The second main ground (which is actually split into three separate, but related, grounds), concerns the allegation that the secretary of state for transport, Chris Grayling, has failed to comply with his duties under the Equality Act 2010 and his public sector equality duty (PSED), causing indirect discrimination to passengers with disabilities. The secretary of state has apparently denied that he is subject to any duty under the Equality Act 2010. ABC alleges that the DfT’s failure to hold Govia Thameslink Railway to its franchise obligations (which must apply equally to able-bodied and disabled passengers) is unlawful, because it has led to extreme overcrowding, which is particularly problematic for disabled passengers, and which has resulted in indirect discrimination against disabled passengers.
If ABC wins, this ground may set an important precedent for campaigners for the rights of disabled people.

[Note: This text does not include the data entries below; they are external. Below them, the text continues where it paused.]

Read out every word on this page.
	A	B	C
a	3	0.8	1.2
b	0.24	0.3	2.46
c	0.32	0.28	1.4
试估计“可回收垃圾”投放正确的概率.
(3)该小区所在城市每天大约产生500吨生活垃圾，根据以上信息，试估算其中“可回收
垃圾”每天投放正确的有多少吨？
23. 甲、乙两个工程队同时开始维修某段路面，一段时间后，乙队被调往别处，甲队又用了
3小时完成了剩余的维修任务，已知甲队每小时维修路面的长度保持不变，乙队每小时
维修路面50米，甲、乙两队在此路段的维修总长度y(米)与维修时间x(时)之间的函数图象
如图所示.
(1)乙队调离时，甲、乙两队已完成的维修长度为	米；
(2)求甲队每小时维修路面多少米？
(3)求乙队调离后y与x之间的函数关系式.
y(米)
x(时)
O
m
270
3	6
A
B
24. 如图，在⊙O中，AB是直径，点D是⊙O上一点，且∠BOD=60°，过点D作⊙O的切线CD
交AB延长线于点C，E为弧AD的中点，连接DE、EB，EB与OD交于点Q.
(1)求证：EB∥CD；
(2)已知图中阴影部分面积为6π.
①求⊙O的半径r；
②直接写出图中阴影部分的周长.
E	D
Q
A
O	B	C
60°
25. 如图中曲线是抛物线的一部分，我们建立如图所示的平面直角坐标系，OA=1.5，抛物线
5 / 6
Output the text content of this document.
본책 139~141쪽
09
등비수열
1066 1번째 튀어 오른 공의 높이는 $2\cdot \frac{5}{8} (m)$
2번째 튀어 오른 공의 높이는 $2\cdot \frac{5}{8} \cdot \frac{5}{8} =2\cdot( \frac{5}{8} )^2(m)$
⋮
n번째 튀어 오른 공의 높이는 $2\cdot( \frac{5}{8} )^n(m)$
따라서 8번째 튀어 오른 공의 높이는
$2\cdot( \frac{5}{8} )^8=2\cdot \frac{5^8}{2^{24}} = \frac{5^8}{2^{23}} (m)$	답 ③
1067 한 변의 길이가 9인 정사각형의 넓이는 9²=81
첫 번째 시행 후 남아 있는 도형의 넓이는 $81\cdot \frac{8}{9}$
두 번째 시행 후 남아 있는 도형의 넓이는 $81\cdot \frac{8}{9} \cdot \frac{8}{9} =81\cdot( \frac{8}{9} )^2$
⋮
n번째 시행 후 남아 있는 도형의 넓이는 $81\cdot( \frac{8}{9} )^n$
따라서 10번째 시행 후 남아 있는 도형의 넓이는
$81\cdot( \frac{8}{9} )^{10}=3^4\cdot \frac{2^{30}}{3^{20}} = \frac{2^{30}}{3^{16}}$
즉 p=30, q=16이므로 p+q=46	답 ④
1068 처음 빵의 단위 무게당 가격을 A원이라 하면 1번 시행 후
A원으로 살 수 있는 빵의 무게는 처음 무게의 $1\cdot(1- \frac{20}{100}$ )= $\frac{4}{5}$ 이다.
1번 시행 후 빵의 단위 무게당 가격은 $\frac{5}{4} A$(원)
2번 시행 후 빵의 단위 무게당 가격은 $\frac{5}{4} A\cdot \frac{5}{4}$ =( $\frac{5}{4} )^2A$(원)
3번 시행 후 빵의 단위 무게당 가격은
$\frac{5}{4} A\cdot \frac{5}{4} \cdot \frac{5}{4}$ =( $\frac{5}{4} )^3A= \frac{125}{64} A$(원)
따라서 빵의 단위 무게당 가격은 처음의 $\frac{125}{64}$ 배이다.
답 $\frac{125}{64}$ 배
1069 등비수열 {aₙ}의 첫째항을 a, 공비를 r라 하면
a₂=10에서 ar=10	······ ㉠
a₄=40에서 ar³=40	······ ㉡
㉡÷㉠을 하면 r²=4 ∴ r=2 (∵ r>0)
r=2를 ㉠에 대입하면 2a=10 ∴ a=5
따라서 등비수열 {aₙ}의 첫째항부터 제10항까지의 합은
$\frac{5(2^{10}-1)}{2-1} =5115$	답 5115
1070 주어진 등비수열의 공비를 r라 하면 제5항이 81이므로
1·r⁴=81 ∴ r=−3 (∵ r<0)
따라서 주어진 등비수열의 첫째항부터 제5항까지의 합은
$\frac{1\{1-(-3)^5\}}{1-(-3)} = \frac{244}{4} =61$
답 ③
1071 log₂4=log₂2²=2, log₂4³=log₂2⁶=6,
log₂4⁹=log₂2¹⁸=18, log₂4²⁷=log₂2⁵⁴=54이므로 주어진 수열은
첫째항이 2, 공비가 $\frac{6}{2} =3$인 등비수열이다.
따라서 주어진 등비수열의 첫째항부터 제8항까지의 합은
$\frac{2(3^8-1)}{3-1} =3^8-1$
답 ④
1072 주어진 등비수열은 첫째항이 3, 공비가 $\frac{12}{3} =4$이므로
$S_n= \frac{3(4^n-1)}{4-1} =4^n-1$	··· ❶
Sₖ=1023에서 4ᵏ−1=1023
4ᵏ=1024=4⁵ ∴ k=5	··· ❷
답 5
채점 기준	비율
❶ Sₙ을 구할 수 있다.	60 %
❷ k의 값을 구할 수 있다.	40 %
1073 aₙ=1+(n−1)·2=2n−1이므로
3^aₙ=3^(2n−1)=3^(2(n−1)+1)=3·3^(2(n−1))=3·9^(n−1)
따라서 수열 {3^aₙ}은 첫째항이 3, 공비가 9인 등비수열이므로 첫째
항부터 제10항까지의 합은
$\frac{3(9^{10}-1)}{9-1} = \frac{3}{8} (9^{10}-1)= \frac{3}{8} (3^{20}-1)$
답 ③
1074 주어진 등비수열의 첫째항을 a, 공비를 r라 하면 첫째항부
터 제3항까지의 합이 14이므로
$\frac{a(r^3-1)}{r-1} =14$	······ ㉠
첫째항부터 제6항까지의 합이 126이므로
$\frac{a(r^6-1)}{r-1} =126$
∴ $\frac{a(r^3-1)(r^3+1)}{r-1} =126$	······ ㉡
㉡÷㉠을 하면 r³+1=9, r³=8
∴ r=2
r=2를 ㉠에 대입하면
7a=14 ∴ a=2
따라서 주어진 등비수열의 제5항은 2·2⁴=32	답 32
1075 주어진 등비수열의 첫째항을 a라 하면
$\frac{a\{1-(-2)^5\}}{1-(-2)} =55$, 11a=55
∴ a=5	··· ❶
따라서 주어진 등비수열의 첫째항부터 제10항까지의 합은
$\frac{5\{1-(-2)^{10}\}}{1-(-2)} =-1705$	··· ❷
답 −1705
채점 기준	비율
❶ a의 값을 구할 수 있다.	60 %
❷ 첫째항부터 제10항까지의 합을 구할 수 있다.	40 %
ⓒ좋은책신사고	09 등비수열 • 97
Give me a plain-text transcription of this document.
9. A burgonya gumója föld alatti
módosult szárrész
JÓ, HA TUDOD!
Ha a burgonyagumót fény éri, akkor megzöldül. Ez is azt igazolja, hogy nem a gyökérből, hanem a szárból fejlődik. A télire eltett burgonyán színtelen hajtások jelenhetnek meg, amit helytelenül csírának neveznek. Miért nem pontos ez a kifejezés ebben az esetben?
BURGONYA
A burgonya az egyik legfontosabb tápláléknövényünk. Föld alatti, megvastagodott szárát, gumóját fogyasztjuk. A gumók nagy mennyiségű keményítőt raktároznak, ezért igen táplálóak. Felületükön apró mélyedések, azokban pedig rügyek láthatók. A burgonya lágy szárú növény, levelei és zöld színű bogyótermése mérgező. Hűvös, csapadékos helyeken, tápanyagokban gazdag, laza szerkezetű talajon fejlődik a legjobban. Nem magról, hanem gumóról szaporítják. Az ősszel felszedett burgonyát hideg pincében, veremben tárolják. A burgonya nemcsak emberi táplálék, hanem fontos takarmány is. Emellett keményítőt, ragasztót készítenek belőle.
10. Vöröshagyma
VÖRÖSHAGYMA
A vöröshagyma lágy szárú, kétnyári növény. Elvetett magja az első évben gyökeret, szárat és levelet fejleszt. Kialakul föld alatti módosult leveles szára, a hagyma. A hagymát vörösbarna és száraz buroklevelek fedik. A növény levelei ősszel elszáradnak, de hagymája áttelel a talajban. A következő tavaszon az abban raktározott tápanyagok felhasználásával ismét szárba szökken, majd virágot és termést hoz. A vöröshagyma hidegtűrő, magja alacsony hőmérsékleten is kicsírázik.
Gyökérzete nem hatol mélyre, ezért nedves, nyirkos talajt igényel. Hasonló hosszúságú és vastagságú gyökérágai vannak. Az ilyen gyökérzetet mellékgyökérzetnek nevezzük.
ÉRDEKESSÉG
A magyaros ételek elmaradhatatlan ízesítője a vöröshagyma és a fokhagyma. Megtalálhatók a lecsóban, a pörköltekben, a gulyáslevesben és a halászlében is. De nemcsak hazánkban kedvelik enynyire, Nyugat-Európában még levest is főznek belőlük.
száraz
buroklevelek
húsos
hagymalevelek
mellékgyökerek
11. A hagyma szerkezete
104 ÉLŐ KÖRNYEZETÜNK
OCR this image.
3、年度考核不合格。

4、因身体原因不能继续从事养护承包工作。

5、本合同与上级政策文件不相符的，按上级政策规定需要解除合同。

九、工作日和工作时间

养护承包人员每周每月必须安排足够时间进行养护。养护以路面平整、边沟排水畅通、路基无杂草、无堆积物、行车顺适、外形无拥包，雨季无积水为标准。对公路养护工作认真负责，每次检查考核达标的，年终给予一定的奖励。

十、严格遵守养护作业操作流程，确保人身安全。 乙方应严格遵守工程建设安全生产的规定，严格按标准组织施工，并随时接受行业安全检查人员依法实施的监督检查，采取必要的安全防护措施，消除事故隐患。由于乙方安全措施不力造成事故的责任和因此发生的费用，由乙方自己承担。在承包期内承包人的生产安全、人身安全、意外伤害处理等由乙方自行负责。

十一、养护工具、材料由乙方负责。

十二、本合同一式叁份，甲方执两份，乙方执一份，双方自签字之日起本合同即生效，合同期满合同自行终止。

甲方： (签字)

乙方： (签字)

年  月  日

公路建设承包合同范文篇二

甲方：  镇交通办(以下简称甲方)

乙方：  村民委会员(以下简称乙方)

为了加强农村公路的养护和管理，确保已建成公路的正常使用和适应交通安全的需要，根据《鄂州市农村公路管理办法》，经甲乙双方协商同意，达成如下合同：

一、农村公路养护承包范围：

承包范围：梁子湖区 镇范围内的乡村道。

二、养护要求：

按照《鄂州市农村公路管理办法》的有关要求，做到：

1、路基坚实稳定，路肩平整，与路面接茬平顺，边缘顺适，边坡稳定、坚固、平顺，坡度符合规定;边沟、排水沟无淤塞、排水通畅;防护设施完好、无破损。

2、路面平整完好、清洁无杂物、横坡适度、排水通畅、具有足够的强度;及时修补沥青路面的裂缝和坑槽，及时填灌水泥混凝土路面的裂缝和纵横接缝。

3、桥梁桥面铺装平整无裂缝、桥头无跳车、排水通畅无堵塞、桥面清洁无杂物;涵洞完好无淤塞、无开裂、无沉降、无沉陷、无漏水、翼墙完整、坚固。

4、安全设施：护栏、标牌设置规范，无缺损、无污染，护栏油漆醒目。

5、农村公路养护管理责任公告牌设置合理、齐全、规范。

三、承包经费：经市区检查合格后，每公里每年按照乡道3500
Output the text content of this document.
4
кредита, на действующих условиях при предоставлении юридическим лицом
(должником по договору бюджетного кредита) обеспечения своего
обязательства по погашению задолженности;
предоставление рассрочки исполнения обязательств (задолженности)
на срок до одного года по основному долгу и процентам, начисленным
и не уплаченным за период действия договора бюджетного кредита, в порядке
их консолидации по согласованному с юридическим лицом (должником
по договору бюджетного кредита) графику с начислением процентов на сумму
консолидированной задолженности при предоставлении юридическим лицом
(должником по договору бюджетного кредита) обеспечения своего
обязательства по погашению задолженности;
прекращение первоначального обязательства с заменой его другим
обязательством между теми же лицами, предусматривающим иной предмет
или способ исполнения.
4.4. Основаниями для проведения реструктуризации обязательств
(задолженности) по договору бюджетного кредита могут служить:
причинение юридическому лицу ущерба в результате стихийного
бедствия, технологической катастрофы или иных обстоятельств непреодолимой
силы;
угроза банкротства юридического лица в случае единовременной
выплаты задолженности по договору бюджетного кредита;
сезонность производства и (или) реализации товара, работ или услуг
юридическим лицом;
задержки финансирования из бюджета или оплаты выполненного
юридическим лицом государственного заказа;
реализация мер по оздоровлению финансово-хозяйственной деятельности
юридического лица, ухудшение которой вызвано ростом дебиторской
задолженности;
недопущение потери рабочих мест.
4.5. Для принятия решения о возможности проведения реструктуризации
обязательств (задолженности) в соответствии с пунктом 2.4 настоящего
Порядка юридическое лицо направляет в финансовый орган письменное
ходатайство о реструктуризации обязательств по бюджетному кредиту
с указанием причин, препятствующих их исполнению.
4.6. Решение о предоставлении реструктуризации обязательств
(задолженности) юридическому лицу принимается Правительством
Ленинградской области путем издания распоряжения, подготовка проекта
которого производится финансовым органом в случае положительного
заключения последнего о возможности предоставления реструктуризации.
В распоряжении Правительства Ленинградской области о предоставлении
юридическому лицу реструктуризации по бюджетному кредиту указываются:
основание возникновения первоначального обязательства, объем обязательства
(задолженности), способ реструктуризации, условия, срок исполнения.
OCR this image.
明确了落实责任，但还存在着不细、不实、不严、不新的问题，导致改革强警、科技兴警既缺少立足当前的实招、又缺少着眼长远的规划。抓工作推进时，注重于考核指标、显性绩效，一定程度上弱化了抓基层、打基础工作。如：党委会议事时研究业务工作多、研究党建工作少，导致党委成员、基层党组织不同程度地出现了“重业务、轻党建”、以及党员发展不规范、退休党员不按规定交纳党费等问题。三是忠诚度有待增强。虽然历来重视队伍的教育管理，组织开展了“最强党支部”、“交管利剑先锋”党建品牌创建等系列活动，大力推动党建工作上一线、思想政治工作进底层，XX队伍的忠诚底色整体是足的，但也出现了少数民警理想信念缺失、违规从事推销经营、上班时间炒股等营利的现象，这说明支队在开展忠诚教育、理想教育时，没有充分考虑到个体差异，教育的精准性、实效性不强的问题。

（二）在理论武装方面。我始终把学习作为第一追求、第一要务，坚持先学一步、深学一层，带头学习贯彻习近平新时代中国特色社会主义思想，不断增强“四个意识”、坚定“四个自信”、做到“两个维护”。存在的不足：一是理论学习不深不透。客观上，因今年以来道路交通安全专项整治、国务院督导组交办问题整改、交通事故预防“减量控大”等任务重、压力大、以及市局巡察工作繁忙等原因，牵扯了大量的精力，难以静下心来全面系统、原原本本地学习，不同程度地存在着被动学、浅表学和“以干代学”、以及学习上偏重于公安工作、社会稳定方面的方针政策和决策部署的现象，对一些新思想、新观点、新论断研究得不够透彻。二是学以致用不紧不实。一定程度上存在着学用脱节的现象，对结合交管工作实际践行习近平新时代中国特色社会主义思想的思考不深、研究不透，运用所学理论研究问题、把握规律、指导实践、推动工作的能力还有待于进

One of the issues which the court may have to consider is whether changes to disabled access to the network operated by Govia Thameslink Railway affect accessibility for disabled passengers. One such change is that where previously 33 stations provided guaranteed access on a ‘turn up and go’ basis, this will be changed to require 24-hour advance booking at all stations. This is an issue which has been raised by ABC previously so the court might be presented with arguments as to whether this change to service provision, which removes the possibility of spontaneous travel from disabled passengers, falls within the scope of the proposed grounds of judicial review.
As is usual in judicial review proceedings, the next steps are for the DfT to respond to the application for permission to proceed and a decision will be taken by the court on this point. Although the DfT appears to have resisted these grounds in its response to ABC’s letter before action, it seems likely that permission to proceed will be given as both of the main points made seem to be arguable.
The relief sought is declaratory relief; that is a finding by the court that the secretary of state has acted (or continues to act) unlawfully. Should such a declaration be given, it has the potential to significantly change the dynamic of the current tensions around the provision by Govia Thameslink Railway.